Do I need to hire an attorney after a car accident?
Thousands of car accidents occur every day (15,913, to be precise, according to the National Highway Traffic Safety Administration). Many are low-impact fender benders or other minor crashes. Some, however, involve major expenses, either from the resulting damage or the injuries sustained during the accident.
When there are big dollars involved the stakes go up, and the insurance policies in place may not be enough to cover expenses. Or even if the policy has enough coverage, the insurance company may decide not to pay what you believe they owe you based on their assessment of how much you were to blame for the crash, your past history as a driver, or an inaccurate police report. You may also find yourself dealing with an uninsured motorist who, if they are at fault, will have to pay you (or your insurance company) out of their own pocket.
In all these scenarios, if the parties involved can’t come to an agreement on who is responsible for what costs, the matter often ends up being decided in a court of law.
The following are some of the situations you might encounter after a car accident in which hiring an attorney is likely in your best interest:
You or other parties have sustained a severe injury, or a death has resulted from the incident
If you or someone else involved in the accident has been badly hurt, it’s important to consider your legal options. It’s particularly important if you’ve been injured and are looking at significant costs over and above your Personal Injury Protection (PIP) limits and/or what your health insurance will cover. You and/or the other driver involved may not even have PIP (it’s not required in the state of Washington), and if personal health insurance won’t bridge the gap, you will definitely need to do what you can to recover your expenses.
When considering whether to get an attorney due to an injury you should also consider the matter of “severity,” which is a measurable quality in the eyes of the court. Severity factors include:
• The kinds of injuries you’ve suffered
• How long it will take you to recover
• The cost of your initial treatment and future procedures
And while it may go without saying, if a death resulted from the accident, you absolutely need to consult with an attorney as soon as possible, to make sure you understand whatever legal ramifications might be involved.
You or other parties are dealing with a long-term injury or permanent disability
If you or someone else involved in the accident is dealing with one of these kinds of injuries, it’s even more important to consider your legal options since you will likely be incurring even higher expenses. The ramifications of long-term injuries or disabilities can mean not just pain and suffering, but can also compromise the ability to work and depress earning ability. In the realm of legal definitions the expression “long-term” usually applies to an injury that lasts a year or longer.
Other parties were involved, such as pedestrians or multiple other cars
The possible legal liabilities that come with an extensive crash or anything that involves a pedestrian are hard to unravel, and will almost certainly require the help of an expert who can advocate on your behalf.

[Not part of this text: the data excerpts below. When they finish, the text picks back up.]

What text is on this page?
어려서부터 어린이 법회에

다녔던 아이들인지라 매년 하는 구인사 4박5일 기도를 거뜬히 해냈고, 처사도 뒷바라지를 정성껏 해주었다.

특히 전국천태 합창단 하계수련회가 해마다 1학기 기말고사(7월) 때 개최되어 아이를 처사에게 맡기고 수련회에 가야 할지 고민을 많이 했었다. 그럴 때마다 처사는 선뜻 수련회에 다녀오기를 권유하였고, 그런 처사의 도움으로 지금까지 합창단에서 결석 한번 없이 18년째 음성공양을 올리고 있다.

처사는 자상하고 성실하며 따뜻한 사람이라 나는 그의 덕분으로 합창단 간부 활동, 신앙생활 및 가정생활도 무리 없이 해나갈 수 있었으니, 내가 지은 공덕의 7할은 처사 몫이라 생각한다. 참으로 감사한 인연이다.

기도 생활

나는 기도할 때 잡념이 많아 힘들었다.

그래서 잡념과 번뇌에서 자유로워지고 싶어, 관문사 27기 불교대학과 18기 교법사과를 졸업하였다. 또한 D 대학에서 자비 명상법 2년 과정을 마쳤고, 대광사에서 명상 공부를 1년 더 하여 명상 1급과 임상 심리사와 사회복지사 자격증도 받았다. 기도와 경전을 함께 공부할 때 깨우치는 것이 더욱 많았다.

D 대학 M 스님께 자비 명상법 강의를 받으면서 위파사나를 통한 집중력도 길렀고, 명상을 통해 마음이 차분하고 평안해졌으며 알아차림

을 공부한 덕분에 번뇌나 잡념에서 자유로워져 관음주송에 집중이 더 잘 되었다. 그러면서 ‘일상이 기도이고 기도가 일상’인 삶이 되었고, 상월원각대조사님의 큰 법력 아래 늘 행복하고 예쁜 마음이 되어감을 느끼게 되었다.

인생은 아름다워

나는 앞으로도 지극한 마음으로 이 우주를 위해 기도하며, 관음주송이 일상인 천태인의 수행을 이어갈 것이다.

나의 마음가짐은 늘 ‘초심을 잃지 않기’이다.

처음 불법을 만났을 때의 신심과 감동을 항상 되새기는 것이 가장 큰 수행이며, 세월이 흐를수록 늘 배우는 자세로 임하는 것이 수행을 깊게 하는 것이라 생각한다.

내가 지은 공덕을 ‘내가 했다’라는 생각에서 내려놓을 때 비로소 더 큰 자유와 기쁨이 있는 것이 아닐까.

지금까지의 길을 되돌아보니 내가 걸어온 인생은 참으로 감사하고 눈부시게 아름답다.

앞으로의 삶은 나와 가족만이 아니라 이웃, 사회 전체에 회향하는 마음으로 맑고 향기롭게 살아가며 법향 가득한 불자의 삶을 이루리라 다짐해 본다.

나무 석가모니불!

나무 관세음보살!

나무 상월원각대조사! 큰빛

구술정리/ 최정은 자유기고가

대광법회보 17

The insurance company underpays you (or decides not to pay)
At the end of the day, insurance companies are running a business. Thus, if they believe they have a provable argument for why a policyholder is not at fault in a car accident, they will refuse to pay.
In Washington State, the insurers for the two parties generally will come to an agreement on a percentage of blame (known as comparative fault), and pay out accordingly. However, if you disagree with that agreement, you can take the matter to court and argue for a different allocation.
And you very well may disagree with their assessment of fault. The major tool which insurance companies use to determine comparative fault is the police report describing the incident. This means that the circumstances of the accident as described to the police right after the accident—a time when you may not have been thinking clearly—are hugely important. Later on, you might realize something about the incident that the police never recorded. Maybe you rear-ended someone whose brake lights weren’t operational, for instance, but were too shaken up by the wreck to mention that to the police.
One definite indication you need an attorney to help you deal with your insurer? Getting a letter or any correspondence that indicates they have activated their legal team. If that happens, you’ll want to start investigating your legal options immediately.
You generally need help understanding your situation
In any of the above scenarios, there are a wide range of considerations and options. Navigating the specifics of insurance adjustments and claims can be confusing. Should you choose to dispute an insurance company’s decision, it means you are going up against a monolithic entity with a deep understanding of how to use the law to their advantage. If you’ve been injured, you may struggle to decide on legally reasonable compensation for lost wages, or for the pain you may have endured as you attempt to recover. If you want to make sure you understand all the angles and are equipped with full knowledge of your situation, a seasoned attorney can help.